Le plongeur et cameraman Mario Cyr présentera un spectacle-conférence sur ses plongées en Arctique intitulé Les yeux de la mer le samedi 13 octobre au Théâtre du Cégep de Trois-Rivières.

Une immersion dans la beauté absolue

TROIS-RIVIÈRES — Le cinéaste sous-marin Mario Cyr est absolument intarissable quand il parle de son métier et de l’environnement dans lequel il le pratique. Il vaut mieux puisqu’il s’est lancé dans une tournée de spectacles-conférences intitulés Les yeux de la mer et qui inclut une escale au Théâtre du Cégep de Trois-Rivières le 13 octobre à 20 h.

Le spectacle est un Coup de cœur du diffuseur et on peut facilement imaginer pourquoi: sur deux écrans géants, les spectateurs pourront voir photos et films captés par le plongeur dans les eaux de l’océan Arctique. Des images somptueuses de rencontres avec un univers méconnu. «C’est vraiment une expérience immersive que je propose, sans jeu de mot, explique le plongeur. J’emmène les gens sous l’eau tout en leur expliquant comment on a fait pour tourner les images, les contraintes que ça implique et bien sûr, je leur donne de l’information sur les animaux que l’on filme.»

Qui sait que les ours polaires constituent une adaptation du grizzly à l’environnement arctique avec des poils non pas blancs mais translucides qui emprisonnent de l’air pour créer une couche isolante? Ou que la défense du narval est, en fait, une immense excroissance de sa canine gauche et qu’à travers des millions de cellules sensorielles, elle lui sert à détecter toutes sortes de perturbation, même lointaines, dans son milieu? Mario Cyr le sait. C’est le genre d’informations qu’il partagera avec son public en plus d’anecdotes de tournage et autres.

«L’océan est un monde fantastique dont on ne connaît pratiquement rien.

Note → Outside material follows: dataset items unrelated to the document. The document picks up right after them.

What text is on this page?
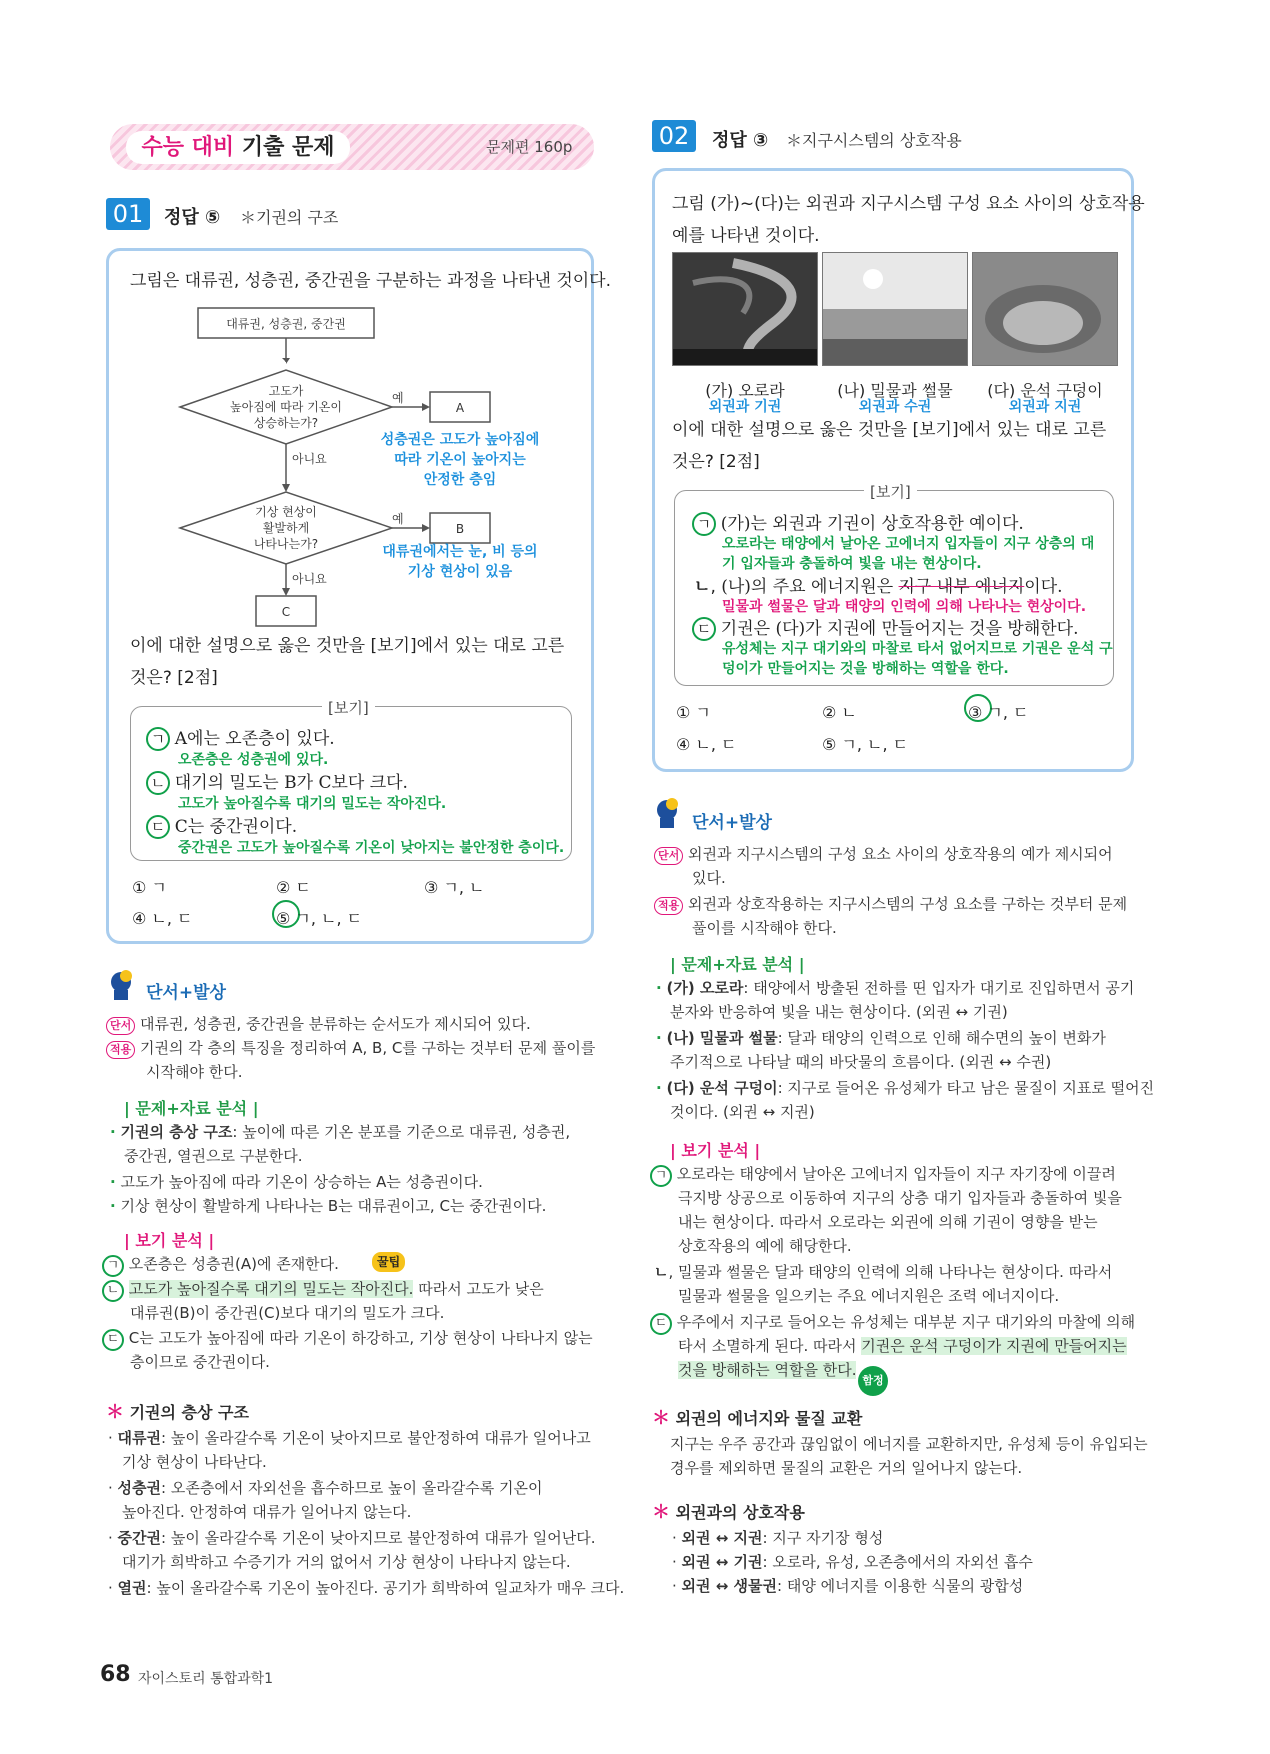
수능 대비 기출 문제	문제편 160p
01	정답 ⑤ ＊기권의 구조
그림은 대류권, 성층권, 중간권을 구분하는 과정을 나타낸 것이다.
대류권, 성층권, 중간권
고도가
높아짐에 따라 기온이
상승하는가?
예
A
아니요
기상 현상이
활발하게
나타나는가?
예
B
아니요
C
성층권은 고도가 높아짐에
따라 기온이 높아지는
안정한 층임
대류권에서는 눈, 비 등의
기상 현상이 있음
이에 대한 설명으로 옳은 것만을 [보기]에서 있는 대로 고른
것은? [2점]
[보기]
ㄱ A에는 오존층이 있다.
오존층은 성층권에 있다.
ㄴ 대기의 밀도는 B가 C보다 크다.
고도가 높아질수록 대기의 밀도는 작아진다.
ㄷ C는 중간권이다.
중간권은 고도가 높아질수록 기온이 낮아지는 불안정한 층이다.
① ㄱ	② ㄷ	③ ㄱ, ㄴ
④ ㄴ, ㄷ	⑤ ㄱ, ㄴ, ㄷ
단서+발상
단서 대류권, 성층권, 중간권을 분류하는 순서도가 제시되어 있다.
적용 기권의 각 층의 특징을 정리하여 A, B, C를 구하는 것부터 문제 풀이를
시작해야 한다.
| 문제+자료 분석 |
· 기권의 층상 구조: 높이에 따른 기온 분포를 기준으로 대류권, 성층권,
중간권, 열권으로 구분한다.
· 고도가 높아짐에 따라 기온이 상승하는 A는 성층권이다.
· 기상 현상이 활발하게 나타나는 B는 대류권이고, C는 중간권이다.
| 보기 분석 |
ㄱ 오존층은 성층권(A)에 존재한다.	꿀팁
ㄴ 고도가 높아질수록 대기의 밀도는 작아진다. 따라서 고도가 낮은
대류권(B)이 중간권(C)보다 대기의 밀도가 크다.
ㄷ C는 고도가 높아짐에 따라 기온이 하강하고, 기상 현상이 나타나지 않는
층이므로 중간권이다.
＊ 기권의 층상 구조
· 대류권: 높이 올라갈수록 기온이 낮아지므로 불안정하여 대류가 일어나고
기상 현상이 나타난다.
· 성층권: 오존층에서 자외선을 흡수하므로 높이 올라갈수록 기온이
높아진다. 안정하여 대류가 일어나지 않는다.
· 중간권: 높이 올라갈수록 기온이 낮아지므로 불안정하여 대류가 일어난다.
대기가 희박하고 수증기가 거의 없어서 기상 현상이 나타나지 않는다.
· 열권: 높이 올라갈수록 기온이 높아진다. 공기가 희박하여 일교차가 매우 크다.
02	정답 ③ ＊지구시스템의 상호작용
그림 (가)~(다)는 외권과 지구시스템 구성 요소 사이의 상호작용
예를 나타낸 것이다.
(가) 오로라
외권과 기권
(나) 밀물과 썰물
외권과 수권
(다) 운석 구덩이
외권과 지권
이에 대한 설명으로 옳은 것만을 [보기]에서 있는 대로 고른
것은? [2점]
[보기]
ㄱ (가)는 외권과 기권이 상호작용한 예이다.
오로라는 태양에서 날아온 고에너지 입자들이 지구 상층의 대
기 입자들과 충돌하여 빛을 내는 현상이다.
ㄴ, (나)의 주요 에너지원은 지구 내부 에너지이다.
밀물과 썰물은 달과 태양의 인력에 의해 나타나는 현상이다.
ㄷ 기권은 (다)가 지권에 만들어지는 것을 방해한다.
유성체는 지구 대기와의 마찰로 타서 없어지므로 기권은 운석 구
덩이가 만들어지는 것을 방해하는 역할을 한다.
① ㄱ	② ㄴ	③ ㄱ, ㄷ
④ ㄴ, ㄷ	⑤ ㄱ, ㄴ, ㄷ
단서+발상
단서 외권과 지구시스템의 구성 요소 사이의 상호작용의 예가 제시되어
있다.
적용 외권과 상호작용하는 지구시스템의 구성 요소를 구하는 것부터 문제
풀이를 시작해야 한다.
| 문제+자료 분석 |
· (가) 오로라: 태양에서 방출된 전하를 띤 입자가 대기로 진입하면서 공기
분자와 반응하여 빛을 내는 현상이다. (외권 ↔ 기권)
· (나) 밀물과 썰물: 달과 태양의 인력으로 인해 해수면의 높이 변화가
주기적으로 나타날 때의 바닷물의 흐름이다. (외권 ↔ 수권)
· (다) 운석 구덩이: 지구로 들어온 유성체가 타고 남은 물질이 지표로 떨어진
것이다. (외권 ↔ 지권)
| 보기 분석 |
ㄱ 오로라는 태양에서 날아온 고에너지 입자들이 지구 자기장에 이끌려
극지방 상공으로 이동하여 지구의 상층 대기 입자들과 충돌하여 빛을
내는 현상이다. 따라서 오로라는 외권에 의해 기권이 영향을 받는
상호작용의 예에 해당한다.
ㄴ, 밀물과 썰물은 달과 태양의 인력에 의해 나타나는 현상이다. 따라서
밀물과 썰물을 일으키는 주요 에너지원은 조력 에너지이다.
ㄷ 우주에서 지구로 들어오는 유성체는 대부분 지구 대기와의 마찰에 의해
타서 소멸하게 된다. 따라서 기권은 운석 구덩이가 지권에 만들어지는
것을 방해하는 역할을 한다.
함정
＊ 외권의 에너지와 물질 교환
지구는 우주 공간과 끊임없이 에너지를 교환하지만, 유성체 등이 유입되는
경우를 제외하면 물질의 교환은 거의 일어나지 않는다.
＊ 외권과의 상호작용
· 외권 ↔ 지권: 지구 자기장 형성
· 외권 ↔ 기권: 오로라, 유성, 오존층에서의 자외선 흡수
· 외권 ↔ 생물권: 태양 에너지를 이용한 식물의 광합성
68 자이스토리 통합과학1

On calcule qu’on n’a découvert que de 21 % à 23 % des espèces qui y vivent. Chaque année, on en découvre près de 150 nouvelles. Mais en même temps, on constate une extinction de masse de nombreuses autres.»

Comme tout est lié, il ne pourra pas ne pas aborder les changements climatiques et la pollution qui se manifeste désormais dans l’océan Arctique, un univers pourtant privilégié. «J’ai travaillé en Arctique depuis le début des années 90 et j’ai pu constater concrètement les changements qui y ont lieu. L’eau s’y réchauffe très rapidement avec des conséquences majeures sur la flore et la faune. À cause de l’épaisseur de la glace qui diminue très rapidement, ça rend nos conditions de travail de plus en plus difficiles. On ne peut plus aller là où on allait parce que la glace n’est plus assez épaisse pour soutenir le poids des motoneiges. C’est vrai pour nous comme pour les gros animaux. De plus, depuis cinq ans, on y trouve de plus en plus de plastique.»

Il se défend pourtant de faire la morale à ses auditeurs. «Moi, je suis simplement un témoin de cet environnement. Il n’est pas question de culpabiliser les gens et de leur dire comment vivre leur vie; il y en a assez qui le font. Je témoigne simplement de ce que je vois en Arctique, de la beauté incroyable de ce milieu sous-marin en me disant que de savoir que cette beauté est menacée, ça ne pourra que faire réfléchir les gens. C’est Cousteau qui disait que plus on connaît un animal ou un milieu, plus on l’aime et je suis bien d’accord.»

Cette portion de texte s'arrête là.